Most of the Serpent Warriors were on the ground now, shrieking in horror and agony as the Tzitzimime ate them alive. Their suffering filled the old crone with delight. Tzitzimitl clasped her hands and shivered, and now and then did a little stiff-kneed jig on the spot.
“What did I tell you?” Reston said. “She really doesn’t like us.”
It wasn’t long before there were just three Serpents left, and they were attempting to get to the bunker and find sanctuary there, but the Tzitzimime kept cutting them off from the entrance. Every way they turned, there was a pack of the creatures spitting and snarling. They tried feinting at them, but the Tzitzimime simply feinted back. Eventually the Serpents were surrounded, encircled. Their lightning gun batteries were drained and for metres around they could see nothing but squat, quivering bodies and rows of deadly sharp teeth.
They were done for and they knew it. One of them made a proposal to the other two. All three drew their macuahitl s.
“Those won’t be any use,” Reston commented.
“I don’t think that’s what they’re up to,” said Mal.
She was right. The three Serpents formed themselves into a triangle. Each held up his sword point-first at the chest of the man on his right. Then one gave the command and they drove the swords home. All three fell, as one, and the Tzitzimime scampered onto the fresh corpses and feasted.
A sharp, loud whistle from Tzitzimitl had the Tzitzimime pricking their ears and raising their gore-streaked muzzles. A second whistle, and they abandoned their meals and hurried towards her, a great flowing carpet of low-slung bony beast. They assembled at the goddess’s ankles, clambering over one another and fawning for her attention. Tzitzimitl gave them all a gracious smile, patted a few heads, then set off with the Tzitzimime trotting behind her in a long obedient line, onwards to whatever atrocity she planned next.
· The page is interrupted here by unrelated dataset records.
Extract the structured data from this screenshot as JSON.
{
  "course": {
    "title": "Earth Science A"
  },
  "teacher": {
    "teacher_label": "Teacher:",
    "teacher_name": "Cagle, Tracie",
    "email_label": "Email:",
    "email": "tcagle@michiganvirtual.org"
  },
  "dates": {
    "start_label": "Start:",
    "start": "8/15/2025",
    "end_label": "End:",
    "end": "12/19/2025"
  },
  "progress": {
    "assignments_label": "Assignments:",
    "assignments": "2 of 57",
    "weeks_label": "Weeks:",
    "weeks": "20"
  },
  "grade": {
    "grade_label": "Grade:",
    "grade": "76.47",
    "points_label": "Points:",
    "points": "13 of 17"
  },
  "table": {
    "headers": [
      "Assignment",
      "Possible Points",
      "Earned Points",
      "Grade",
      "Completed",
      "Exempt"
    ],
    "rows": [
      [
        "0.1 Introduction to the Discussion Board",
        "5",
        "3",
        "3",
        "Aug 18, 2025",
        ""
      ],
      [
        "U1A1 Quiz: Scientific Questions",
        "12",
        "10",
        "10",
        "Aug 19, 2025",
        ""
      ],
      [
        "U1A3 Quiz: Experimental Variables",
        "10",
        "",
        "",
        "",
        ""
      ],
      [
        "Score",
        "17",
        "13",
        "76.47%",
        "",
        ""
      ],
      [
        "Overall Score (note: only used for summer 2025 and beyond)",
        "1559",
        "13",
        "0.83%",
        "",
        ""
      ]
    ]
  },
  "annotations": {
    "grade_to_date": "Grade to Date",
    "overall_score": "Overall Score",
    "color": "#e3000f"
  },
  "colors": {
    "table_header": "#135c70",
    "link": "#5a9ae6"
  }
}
“She bred them, didn’t she?” Mal said. “Trained them. Made them.”
“I’d guess so.”
“They were little bits of this and that. A bunch of different animals put together.”
“I think these gods can do things human scientists can only dream of. Manipulate genetics. Splice elements of one creature into another. You should see Xolotl. He’s half dog, half man, but it’s hard to tell where one ends and the other begins.”
“So that’s another gift they didn’t give us: how to tamper with nature.”
“Do you think it would have done us any good to have it? Or, no, put it this way — do you think we’d have done any good with it?”
“No.”
“Exactly. On the plus side, Tzitzimitl has at least given you and me something.”
Mal surveyed the concourse, now little more than an abattoir. “A clear run to that bunker.”
“So what are we waiting for?” said Reston.